Le temps des négociations est long (en temps normal, je me dirais c’est pas très grave) mais nous sommes en situation d’URGENCE. Quand la maison brûle, peut-on se permettre ce temps ? Le monde politique n’a pas une vision à long terme, c’est un vrai problème. Nous, les jeunes, nous devons nous lever pour leur montrer que leurs décisions (ou surtout leur inaction), c’est nous, en chair et en os, qui en subirons les conséquences.

Ce sont les adultes qui peuvent nous aider à comprendre cela, à éveiller notre conscience des interrelations. Parents et enseignants, nous avons besoin de vous. Don’t leave the kids alone !

Comment cela se passe sur la scène internationale ? Y a-t-il de nouvelles avancées chez nos voisins ? Si oui, quelles sont-elles et comment pouvons-nous nous en inspirer ?

Oui, dans près de 130 pays du monde, des groupes de jeunes s’organisent pour marcher, pour refuser le système. Comme si la voix de Greta n’était que le détonateur d’une jeunesse déjà prête à exploser. Début août, il y a eu un rassemblement européen, à Lausanne, de jeunes délégué.e.s de mouvements pour le climat. Plus de 30 pays étaient représentés. Un texte a été élaboré comme base commune de ce qui nous motive (on le trouve sur internet). Nous nous sommes ensuite servi de nos différences comme autant de pistes que l’on peut suivre, selon ses sensibilités.

Et les jeunes qui se rendront à la Cop 25 ont l’objectif de renforcer les réseaux internationaux de jeunes. C’est une grande toile de contacts que nous pourrons tisser pour résister contre la destruction de notre futur.

Qui dit rentrée scolaire dit probablement nouveaux projets et nouveaux objectifs… Quels sont les vôtres ?

Oui, YFC repart pour une saison 2. On prévoit des actions régulières entre le 20 septembre et le 13 décembre (fin du sommet de la Cop 25). Il y aura des marches (une par mois) mais, surtout, des actions au sein des écoles, envers le monde politique. Suivez les actions sur la page Facebook de Youth for Climate et, surtout, rejoignez-nous. On ne PEUT pas laisser le monde continuer de cette manière, aucun.e enfant n’aura un avenir serein avec une planète si mal en point.

En tant que jeune militante pour la cause écologique, qu’aimerais-tu faire passer comme message aux enfants, même aux plus jeunes d’entre eux, à leurs parents et à leurs enseignant.e.s ? Quel rôle ont-ils à jouer selon toi ?

Est-ce qu’un.e enfant peut « réussir » sa vie (expression souvent entendue par les adultes) aux dépens de la planète terre ? En ignorant les conséquences des actes posés ? Chacun doit se poser la question, en ne perdant pas de vue que la vie c’est toujours un système d’interdépendance.
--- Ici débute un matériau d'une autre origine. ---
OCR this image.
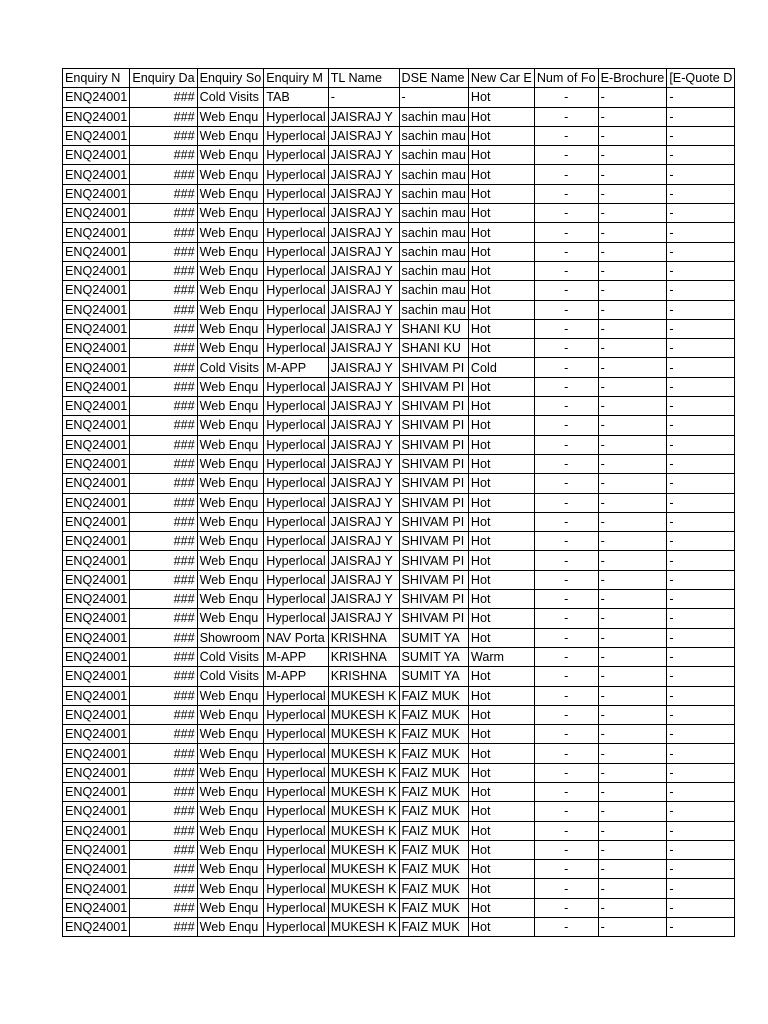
Enquiry N	Enquiry Da	Enquiry So	Enquiry M	TL Name	DSE Name	New Car E	Num of Fo	E-Brochure	[E-Quote D
ENQ24001	###	Cold Visits	TAB	-	-	Hot	-	-	-
ENQ24001	###	Web Enqu	Hyperlocal	JAISRAJ Y	sachin mau	Hot	-	-	-
ENQ24001	###	Web Enqu	Hyperlocal	JAISRAJ Y	sachin mau	Hot	-	-	-
ENQ24001	###	Web Enqu	Hyperlocal	JAISRAJ Y	sachin mau	Hot	-	-	-
ENQ24001	###	Web Enqu	Hyperlocal	JAISRAJ Y	sachin mau	Hot	-	-	-
ENQ24001	###	Web Enqu	Hyperlocal	JAISRAJ Y	sachin mau	Hot	-	-	-
ENQ24001	###	Web Enqu	Hyperlocal	JAISRAJ Y	sachin mau	Hot	-	-	-
ENQ24001	###	Web Enqu	Hyperlocal	JAISRAJ Y	sachin mau	Hot	-	-	-
ENQ24001	###	Web Enqu	Hyperlocal	JAISRAJ Y	sachin mau	Hot	-	-	-
ENQ24001	###	Web Enqu	Hyperlocal	JAISRAJ Y	sachin mau	Hot	-	-	-
ENQ24001	###	Web Enqu	Hyperlocal	JAISRAJ Y	sachin mau	Hot	-	-	-
ENQ24001	###	Web Enqu	Hyperlocal	JAISRAJ Y	sachin mau	Hot	-	-	-
ENQ24001	###	Web Enqu	Hyperlocal	JAISRAJ Y	SHANI KU	Hot	-	-	-
ENQ24001	###	Web Enqu	Hyperlocal	JAISRAJ Y	SHANI KU	Hot	-	-	-
ENQ24001	###	Cold Visits	M-APP	JAISRAJ Y	SHIVAM PI	Cold	-	-	-
ENQ24001	###	Web Enqu	Hyperlocal	JAISRAJ Y	SHIVAM PI	Hot	-	-	-
ENQ24001	###	Web Enqu	Hyperlocal	JAISRAJ Y	SHIVAM PI	Hot	-	-	-
ENQ24001	###	Web Enqu	Hyperlocal	JAISRAJ Y	SHIVAM PI	Hot	-	-	-
ENQ24001	###	Web Enqu	Hyperlocal	JAISRAJ Y	SHIVAM PI	Hot	-	-	-
ENQ24001	###	Web Enqu	Hyperlocal	JAISRAJ Y	SHIVAM PI	Hot	-	-	-
ENQ24001	###	Web Enqu	Hyperlocal	JAISRAJ Y	SHIVAM PI	Hot	-	-	-
ENQ24001	###	Web Enqu	Hyperlocal	JAISRAJ Y	SHIVAM PI	Hot	-	-	-
ENQ24001	###	Web Enqu	Hyperlocal	JAISRAJ Y	SHIVAM PI	Hot	-	-	-
ENQ24001	###	Web Enqu	Hyperlocal	JAISRAJ Y	SHIVAM PI	Hot	-	-	-
ENQ24001	###	Web Enqu	Hyperlocal	JAISRAJ Y	SHIVAM PI	Hot	-	-	-
ENQ24001	###	Web Enqu	Hyperlocal	JAISRAJ Y	SHIVAM PI	Hot	-	-	-
ENQ24001	###	Web Enqu	Hyperlocal	JAISRAJ Y	SHIVAM PI	Hot	-	-	-
ENQ24001	###	Web Enqu	Hyperlocal	JAISRAJ Y	SHIVAM PI	Hot	-	-	-
ENQ24001	###	Showroom	NAV Porta	KRISHNA	SUMIT YA	Hot	-	-	-
ENQ24001	###	Cold Visits	M-APP	KRISHNA	SUMIT YA	Warm	-	-	-
ENQ24001	###	Cold Visits	M-APP	KRISHNA	SUMIT YA	Hot	-	-	-
ENQ24001	###	Web Enqu	Hyperlocal	MUKESH K	FAIZ MUK	Hot	-	-	-
ENQ24001	###	Web Enqu	Hyperlocal	MUKESH K	FAIZ MUK	Hot	-	-	-
ENQ24001	###	Web Enqu	Hyperlocal	MUKESH K	FAIZ MUK	Hot	-	-	-
ENQ24001	###	Web Enqu	Hyperlocal	MUKESH K	FAIZ MUK	Hot	-	-	-
ENQ24001	###	Web Enqu	Hyperlocal	MUKESH K	FAIZ MUK	Hot	-	-	-
ENQ24001	###	Web Enqu	Hyperlocal	MUKESH K	FAIZ MUK	Hot	-	-	-
ENQ24001	###	Web Enqu	Hyperlocal	MUKESH K	FAIZ MUK	Hot	-	-	-
ENQ24001	###	Web Enqu	Hyperlocal	MUKESH K	FAIZ MUK	Hot	-	-	-
ENQ24001	###	Web Enqu	Hyperlocal	MUKESH K	FAIZ MUK	Hot	-	-	-
ENQ24001	###	Web Enqu	Hyperlocal	MUKESH K	FAIZ MUK	Hot	-	-	-
ENQ24001	###	Web Enqu	Hyperlocal	MUKESH K	FAIZ MUK	Hot	-	-	-
ENQ24001	###	Web Enqu	Hyperlocal	MUKESH K	FAIZ MUK	Hot	-	-	-
ENQ24001	###	Web Enqu	Hyperlocal	MUKESH K	FAIZ MUK	Hot	-	-	-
Est-ce que chacun.e va juste regarder sa propre réussite et ignorer qu’il/elle est, qu’il/elle le veuille ou non, relié.e aux autres ?

Ce sont les adultes qui peuvent nous aider à comprendre cela, à éveiller notre conscience des interrelations. Parents et enseignant.es, nous avons besoin de vous. Don’t leave the kids alone !

Propos recueillis par Aurielle Marlier.